Defining The Metes And Bounds Of A Director’s Absolute Right To Inspect

A year ago, I wrote this post discussing the Court of Appeal’s decision in Wolf v. CDS Devco, 185 Cal.App.4th 903 (2010).  In that case, a director was removed shortly after filing an inspection demand pursuant to Corporations Code Section 1602.  Before removal, the director inadvertently sent the corporation a copy of his complaint to enforce his inspection rights.  The Fourth District Court of Appeal concluded that the director lost standing to demand inspection upon his removal.

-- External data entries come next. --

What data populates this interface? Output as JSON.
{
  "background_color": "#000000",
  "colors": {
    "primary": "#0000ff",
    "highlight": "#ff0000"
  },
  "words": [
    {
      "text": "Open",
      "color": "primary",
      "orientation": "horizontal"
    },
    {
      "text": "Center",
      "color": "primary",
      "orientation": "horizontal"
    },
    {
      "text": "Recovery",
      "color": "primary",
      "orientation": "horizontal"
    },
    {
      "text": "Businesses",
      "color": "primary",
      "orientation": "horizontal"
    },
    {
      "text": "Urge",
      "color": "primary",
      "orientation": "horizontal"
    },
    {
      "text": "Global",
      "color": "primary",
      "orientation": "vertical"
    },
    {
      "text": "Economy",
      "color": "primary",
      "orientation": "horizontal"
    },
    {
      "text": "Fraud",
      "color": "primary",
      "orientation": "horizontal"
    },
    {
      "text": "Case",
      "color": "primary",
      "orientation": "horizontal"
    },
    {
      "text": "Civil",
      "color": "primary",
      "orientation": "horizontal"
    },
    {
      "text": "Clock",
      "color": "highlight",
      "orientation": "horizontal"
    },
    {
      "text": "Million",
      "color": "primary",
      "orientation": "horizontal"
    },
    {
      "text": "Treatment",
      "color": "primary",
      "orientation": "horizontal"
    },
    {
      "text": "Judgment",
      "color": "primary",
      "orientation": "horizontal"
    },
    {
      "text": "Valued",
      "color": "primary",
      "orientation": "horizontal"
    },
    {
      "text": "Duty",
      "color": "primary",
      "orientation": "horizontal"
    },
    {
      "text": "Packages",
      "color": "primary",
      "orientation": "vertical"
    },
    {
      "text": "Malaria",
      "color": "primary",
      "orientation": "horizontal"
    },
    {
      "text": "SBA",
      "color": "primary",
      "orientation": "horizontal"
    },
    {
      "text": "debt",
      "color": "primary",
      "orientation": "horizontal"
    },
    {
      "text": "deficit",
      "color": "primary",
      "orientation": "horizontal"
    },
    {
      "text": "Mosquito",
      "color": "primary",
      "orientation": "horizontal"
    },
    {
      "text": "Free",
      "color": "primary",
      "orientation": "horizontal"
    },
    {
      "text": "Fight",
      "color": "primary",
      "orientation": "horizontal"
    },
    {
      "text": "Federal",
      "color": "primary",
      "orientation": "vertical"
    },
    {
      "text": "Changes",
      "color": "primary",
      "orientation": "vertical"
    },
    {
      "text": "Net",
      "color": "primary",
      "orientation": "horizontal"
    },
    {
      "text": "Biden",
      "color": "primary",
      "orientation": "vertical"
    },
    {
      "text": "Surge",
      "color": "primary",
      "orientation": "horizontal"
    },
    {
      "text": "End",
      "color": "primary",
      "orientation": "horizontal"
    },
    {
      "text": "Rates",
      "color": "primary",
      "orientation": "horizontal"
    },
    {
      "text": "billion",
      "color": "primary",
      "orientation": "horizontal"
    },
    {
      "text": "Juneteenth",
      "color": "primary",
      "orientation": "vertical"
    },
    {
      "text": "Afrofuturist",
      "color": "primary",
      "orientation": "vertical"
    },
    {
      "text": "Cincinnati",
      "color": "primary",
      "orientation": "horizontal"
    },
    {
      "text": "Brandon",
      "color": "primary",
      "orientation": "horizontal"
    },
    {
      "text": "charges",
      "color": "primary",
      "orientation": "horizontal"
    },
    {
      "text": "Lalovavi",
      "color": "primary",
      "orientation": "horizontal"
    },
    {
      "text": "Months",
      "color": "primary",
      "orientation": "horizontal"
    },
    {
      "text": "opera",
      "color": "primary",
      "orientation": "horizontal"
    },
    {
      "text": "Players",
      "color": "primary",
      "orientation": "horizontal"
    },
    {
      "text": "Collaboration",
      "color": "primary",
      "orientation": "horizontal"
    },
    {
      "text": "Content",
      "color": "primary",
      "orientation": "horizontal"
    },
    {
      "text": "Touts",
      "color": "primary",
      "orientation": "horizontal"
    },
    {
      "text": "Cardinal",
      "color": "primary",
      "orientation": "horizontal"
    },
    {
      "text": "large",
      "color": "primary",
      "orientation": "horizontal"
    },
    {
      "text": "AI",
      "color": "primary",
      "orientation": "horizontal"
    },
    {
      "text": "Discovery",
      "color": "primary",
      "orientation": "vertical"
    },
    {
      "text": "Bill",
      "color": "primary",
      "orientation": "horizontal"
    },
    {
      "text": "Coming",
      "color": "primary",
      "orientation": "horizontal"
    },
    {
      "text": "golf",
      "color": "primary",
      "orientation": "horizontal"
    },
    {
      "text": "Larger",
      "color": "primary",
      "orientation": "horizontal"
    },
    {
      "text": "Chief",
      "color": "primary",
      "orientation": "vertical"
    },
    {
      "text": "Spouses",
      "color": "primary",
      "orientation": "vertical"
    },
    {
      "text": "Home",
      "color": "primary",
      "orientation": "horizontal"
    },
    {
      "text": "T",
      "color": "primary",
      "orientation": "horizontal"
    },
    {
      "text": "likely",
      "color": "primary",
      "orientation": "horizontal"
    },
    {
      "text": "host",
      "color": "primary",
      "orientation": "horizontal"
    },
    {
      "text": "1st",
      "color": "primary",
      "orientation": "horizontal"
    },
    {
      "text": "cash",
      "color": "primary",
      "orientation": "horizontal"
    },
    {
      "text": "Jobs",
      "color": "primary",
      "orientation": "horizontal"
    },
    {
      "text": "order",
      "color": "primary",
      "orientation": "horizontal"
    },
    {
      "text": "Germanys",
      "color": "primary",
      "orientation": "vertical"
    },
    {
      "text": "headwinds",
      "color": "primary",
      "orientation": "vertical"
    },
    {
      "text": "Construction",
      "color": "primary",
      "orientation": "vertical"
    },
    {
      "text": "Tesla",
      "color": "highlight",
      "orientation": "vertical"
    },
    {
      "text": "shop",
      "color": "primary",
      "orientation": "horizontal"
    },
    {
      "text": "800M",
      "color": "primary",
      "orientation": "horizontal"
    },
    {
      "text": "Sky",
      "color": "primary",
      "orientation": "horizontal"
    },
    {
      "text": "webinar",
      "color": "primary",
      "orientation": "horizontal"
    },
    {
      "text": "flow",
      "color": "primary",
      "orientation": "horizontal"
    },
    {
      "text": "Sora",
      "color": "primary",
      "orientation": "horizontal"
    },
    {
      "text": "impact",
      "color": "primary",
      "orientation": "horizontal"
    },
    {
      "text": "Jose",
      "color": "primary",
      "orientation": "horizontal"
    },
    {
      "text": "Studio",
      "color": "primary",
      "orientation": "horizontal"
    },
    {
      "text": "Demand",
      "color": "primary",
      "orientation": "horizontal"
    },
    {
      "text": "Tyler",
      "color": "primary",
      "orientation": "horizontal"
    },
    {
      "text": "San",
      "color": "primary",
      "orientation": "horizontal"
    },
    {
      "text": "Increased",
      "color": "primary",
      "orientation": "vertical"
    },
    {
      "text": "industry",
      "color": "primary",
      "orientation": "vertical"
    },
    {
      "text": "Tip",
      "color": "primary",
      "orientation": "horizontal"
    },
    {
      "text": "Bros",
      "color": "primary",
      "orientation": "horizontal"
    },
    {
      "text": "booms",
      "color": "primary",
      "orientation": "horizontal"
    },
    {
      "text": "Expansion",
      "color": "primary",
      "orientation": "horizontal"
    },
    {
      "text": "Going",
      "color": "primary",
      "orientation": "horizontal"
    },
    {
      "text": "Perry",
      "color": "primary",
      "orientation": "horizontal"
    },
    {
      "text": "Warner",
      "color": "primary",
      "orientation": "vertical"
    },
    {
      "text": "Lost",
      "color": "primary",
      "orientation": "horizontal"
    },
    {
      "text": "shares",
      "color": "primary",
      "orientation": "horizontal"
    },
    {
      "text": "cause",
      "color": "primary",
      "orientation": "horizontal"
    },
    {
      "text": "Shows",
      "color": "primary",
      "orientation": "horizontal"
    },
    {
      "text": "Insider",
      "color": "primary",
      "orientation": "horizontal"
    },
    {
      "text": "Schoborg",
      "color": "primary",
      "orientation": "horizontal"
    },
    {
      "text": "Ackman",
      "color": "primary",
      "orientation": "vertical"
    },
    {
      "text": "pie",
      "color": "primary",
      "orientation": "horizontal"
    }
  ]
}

In Wolf, the court observed that a director could be denied the right to inspect corporate documents based on the director’s “potential adversary status to [the corporation],” as illustrated by the inspection request.  In April, the First District Court of Appeal rejected this limitation as “erroneous dicta” because  “the [Wolf] court was discussing a former director’s lack of standing to inspect corporate documents, which made the director’s potentially adversarial posture irrelevant.”  Quinn v. Aechelon Technology, Case No. A127799 (April 25, 2011).  The First DCA therefore upheld a trial court order requiring a corporation to permit a current director whose employment had been involuntarily terminated to inspect records, including records covered by the attorney-client privilege.

Quinn is an unpublished decision.  Under Rule 8.115 of the California Rules of Court, an opinion that has not been certified for publication with limited exceptions must not be cited or relied on by a court or a party in any other action.  However, practitioners should find the reasoning and arguments in Quinn useful even if they cannot cite the case as precedent.